Educate patients and caregivers

  • Provide all patients, parents, or legal guardians with a Vaccine Information Statement (VIS) in their preferred language prior to vaccination. If a combination vaccine contains the components DTaP, HepB, Hib, or IPV, provide the Pediatric Multiple Vaccine VIS. VISs are available on the Centers for Disease Control and Prevention (CDC) and the Immunization Action Coalition websites and have been translated into more than 40 languages. The VISs can be printed, viewed, and displayed on smart phones, tablets, or other mobile devices and imported into an electronic file. Time to read the VIS and ask questions before vaccination should be provided. 

Verify the patient’s age

  • Prior to prescribing, dispensing, or administering a vaccine, verify the patient’s age by asking the patient or caregiver for a birth date and referencing the patient’s health record, immunization record, and/or MAR. Also check immunization registries before ordering and administering vaccines to verify the patient’s current vaccination status and indicated ages for administration.
  • Prior to vaccine administration, compare the patient’s current age with information on an applicable immunization schedule and VIS.
  • Ask patients or parents to help verify the vaccine prior to administration by reading the VIS and checking that the patient is within the specific ages for the vaccine. 
  • Employ point-of-care barcode scanning to verify that the correct vaccine and age-specific formulation has been selected and prepared for administration to a patient.
  • Build alerts in order entry systems to warn health professionals if a specific vaccine is prescribed and selected for a patient who is older or younger than the recommended ages for vaccine administration.

Educate staff

  • Discuss vaccine errors that can occur and how to prevent them with health professionals who prescribe, dispense, and administer vaccines.

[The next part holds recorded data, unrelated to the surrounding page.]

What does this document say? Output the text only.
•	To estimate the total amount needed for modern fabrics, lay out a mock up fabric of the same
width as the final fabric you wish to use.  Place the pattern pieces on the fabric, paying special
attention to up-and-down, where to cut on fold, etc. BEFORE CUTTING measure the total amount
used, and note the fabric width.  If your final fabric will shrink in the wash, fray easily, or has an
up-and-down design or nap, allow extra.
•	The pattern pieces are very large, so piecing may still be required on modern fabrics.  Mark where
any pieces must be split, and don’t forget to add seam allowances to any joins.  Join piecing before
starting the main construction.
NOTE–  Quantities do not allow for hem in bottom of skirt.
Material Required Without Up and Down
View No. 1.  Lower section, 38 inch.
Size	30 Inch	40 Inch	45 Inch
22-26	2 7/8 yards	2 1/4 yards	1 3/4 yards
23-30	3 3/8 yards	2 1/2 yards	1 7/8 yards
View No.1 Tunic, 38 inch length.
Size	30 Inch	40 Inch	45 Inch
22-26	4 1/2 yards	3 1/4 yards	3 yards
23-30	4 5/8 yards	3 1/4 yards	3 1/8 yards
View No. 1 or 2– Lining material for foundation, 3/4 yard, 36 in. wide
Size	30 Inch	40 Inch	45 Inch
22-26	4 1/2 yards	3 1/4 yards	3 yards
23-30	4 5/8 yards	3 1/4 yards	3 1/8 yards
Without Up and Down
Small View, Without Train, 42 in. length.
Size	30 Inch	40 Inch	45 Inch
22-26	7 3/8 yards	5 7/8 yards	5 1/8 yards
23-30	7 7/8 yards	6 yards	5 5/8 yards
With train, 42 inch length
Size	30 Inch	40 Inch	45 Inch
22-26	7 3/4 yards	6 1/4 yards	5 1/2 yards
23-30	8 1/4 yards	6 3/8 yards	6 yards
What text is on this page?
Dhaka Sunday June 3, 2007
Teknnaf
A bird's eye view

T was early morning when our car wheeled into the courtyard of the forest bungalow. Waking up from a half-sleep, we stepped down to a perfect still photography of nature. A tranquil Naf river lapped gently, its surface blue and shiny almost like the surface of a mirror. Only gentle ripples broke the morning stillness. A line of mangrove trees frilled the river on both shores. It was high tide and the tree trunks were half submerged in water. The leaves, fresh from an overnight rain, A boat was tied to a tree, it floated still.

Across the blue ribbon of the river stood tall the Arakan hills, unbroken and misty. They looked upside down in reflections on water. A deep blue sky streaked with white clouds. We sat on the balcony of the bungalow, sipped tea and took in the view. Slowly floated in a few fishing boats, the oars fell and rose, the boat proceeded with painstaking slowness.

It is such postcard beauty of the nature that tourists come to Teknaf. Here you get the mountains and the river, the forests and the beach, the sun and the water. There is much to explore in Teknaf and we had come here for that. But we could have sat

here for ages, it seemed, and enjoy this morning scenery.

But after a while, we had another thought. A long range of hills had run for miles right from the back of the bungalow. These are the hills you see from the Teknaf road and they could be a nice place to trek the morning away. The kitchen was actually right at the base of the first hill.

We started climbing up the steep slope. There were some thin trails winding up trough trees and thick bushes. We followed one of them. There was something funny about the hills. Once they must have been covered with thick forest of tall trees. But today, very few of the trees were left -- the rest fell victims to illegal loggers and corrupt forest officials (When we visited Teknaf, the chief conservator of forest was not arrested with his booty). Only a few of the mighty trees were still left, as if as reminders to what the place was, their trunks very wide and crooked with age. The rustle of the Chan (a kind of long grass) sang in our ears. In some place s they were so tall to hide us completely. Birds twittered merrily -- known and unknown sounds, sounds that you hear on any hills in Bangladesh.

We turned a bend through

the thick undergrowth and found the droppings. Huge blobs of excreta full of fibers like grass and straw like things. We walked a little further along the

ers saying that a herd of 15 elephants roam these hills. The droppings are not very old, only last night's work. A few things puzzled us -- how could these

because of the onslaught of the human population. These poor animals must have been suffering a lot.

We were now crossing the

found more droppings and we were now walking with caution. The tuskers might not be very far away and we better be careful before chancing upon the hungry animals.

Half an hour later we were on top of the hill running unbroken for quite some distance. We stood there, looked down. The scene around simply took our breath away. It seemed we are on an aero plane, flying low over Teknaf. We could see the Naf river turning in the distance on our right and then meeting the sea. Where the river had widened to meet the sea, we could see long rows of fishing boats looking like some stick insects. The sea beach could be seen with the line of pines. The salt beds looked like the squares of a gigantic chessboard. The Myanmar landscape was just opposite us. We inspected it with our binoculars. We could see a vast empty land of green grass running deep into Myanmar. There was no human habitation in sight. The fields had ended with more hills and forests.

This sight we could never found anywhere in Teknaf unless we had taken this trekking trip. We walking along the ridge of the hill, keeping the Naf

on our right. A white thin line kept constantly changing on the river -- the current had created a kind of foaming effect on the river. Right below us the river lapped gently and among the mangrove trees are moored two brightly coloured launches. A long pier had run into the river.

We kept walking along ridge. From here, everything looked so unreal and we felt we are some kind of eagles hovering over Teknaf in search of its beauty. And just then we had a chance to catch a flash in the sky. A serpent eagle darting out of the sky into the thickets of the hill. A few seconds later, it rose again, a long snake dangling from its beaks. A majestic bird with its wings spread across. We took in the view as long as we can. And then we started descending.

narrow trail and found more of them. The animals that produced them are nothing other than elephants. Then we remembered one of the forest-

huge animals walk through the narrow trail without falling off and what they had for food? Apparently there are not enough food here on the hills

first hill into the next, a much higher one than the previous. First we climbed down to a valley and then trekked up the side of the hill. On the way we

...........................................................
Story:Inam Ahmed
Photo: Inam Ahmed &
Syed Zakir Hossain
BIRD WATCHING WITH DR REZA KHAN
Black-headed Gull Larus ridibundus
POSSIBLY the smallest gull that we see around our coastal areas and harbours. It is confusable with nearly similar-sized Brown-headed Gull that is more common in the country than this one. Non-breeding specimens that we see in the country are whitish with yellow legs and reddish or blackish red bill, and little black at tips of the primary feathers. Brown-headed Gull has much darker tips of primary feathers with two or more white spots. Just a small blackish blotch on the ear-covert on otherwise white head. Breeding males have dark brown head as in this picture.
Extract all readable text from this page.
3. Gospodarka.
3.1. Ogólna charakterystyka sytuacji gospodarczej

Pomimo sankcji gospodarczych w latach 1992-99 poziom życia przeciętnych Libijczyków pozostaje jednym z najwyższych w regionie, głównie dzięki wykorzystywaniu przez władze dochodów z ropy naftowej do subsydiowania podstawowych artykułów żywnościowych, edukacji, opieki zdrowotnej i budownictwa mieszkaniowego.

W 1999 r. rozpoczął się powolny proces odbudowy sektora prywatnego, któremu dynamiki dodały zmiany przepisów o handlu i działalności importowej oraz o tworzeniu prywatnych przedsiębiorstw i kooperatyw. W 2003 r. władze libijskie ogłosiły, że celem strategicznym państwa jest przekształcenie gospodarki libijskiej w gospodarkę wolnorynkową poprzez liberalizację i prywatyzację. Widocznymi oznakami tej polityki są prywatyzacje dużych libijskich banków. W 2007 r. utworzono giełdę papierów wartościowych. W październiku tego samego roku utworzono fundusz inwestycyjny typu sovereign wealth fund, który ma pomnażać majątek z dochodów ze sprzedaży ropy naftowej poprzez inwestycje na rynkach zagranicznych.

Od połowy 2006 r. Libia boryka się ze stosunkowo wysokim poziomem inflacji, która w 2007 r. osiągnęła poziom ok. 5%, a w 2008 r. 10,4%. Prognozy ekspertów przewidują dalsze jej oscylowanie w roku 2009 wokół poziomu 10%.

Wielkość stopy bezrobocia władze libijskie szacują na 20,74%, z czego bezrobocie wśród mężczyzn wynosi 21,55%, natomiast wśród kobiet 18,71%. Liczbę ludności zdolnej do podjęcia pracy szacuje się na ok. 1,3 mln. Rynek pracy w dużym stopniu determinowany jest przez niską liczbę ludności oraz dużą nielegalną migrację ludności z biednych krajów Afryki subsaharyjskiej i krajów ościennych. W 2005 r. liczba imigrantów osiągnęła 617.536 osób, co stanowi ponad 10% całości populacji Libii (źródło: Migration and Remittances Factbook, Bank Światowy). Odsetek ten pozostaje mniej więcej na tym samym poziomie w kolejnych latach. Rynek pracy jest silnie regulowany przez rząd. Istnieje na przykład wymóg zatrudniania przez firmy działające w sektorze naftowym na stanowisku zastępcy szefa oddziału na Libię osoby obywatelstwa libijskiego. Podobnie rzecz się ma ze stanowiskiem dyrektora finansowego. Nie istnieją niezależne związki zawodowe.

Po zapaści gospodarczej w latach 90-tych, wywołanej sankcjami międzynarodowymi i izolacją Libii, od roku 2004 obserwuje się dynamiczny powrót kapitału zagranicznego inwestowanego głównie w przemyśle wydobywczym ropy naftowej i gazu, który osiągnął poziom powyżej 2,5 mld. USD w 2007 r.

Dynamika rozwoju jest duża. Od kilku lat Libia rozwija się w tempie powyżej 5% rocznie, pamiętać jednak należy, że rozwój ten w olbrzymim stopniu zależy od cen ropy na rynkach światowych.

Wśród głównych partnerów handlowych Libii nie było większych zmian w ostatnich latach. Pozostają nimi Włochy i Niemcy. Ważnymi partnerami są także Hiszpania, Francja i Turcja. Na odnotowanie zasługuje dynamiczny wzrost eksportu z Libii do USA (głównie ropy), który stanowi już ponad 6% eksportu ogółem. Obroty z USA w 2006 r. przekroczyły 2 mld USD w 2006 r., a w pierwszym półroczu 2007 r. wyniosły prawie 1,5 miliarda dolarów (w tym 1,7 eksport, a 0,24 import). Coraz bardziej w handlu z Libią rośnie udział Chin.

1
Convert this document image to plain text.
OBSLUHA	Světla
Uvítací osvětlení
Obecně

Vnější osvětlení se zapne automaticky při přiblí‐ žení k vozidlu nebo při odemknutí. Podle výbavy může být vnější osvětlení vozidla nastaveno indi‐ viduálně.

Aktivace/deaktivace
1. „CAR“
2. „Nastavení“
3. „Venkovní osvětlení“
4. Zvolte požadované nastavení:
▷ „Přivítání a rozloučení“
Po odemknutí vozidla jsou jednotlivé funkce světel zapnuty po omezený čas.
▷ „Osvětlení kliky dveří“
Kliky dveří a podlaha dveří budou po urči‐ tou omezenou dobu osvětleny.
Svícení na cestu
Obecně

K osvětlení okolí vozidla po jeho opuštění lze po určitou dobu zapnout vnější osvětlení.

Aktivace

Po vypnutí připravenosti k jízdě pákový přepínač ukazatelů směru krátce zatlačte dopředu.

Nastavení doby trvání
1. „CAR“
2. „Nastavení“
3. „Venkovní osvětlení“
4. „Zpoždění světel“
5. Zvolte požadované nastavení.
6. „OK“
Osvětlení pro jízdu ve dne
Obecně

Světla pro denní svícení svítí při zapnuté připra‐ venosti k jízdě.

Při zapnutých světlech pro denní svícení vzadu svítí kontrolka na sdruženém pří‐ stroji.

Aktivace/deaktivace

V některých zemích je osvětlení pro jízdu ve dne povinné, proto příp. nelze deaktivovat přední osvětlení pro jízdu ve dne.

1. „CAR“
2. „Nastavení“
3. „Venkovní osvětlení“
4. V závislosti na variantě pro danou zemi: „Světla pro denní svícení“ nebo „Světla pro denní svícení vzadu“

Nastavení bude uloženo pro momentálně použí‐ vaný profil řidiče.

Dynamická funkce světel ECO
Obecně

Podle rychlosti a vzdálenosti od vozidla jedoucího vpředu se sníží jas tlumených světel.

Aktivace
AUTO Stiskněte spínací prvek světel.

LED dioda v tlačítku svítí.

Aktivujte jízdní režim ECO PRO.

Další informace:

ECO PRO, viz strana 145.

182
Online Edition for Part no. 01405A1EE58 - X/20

  1. Lang S, Ford KJ, John T, Pollard AJ, McCarthy ND. Immunisation errors reported to a vaccine advice service: Intelligence to improve practice. Qual Prim Care. 2014;22(3):139-46.
  2. Feikama SM, Klevens RM, Washington ML, Barker L. Extraimmunization among US children. JAMA. 2000;283(10):1311–7.
  3. Butte AJ, Shaw JS, Bernstein H. Strict interpretation of vaccination guidelines with computerized algorithms and improper timing of administered doses. Pediatr Infect Dis J. 2001;20(6):561–5.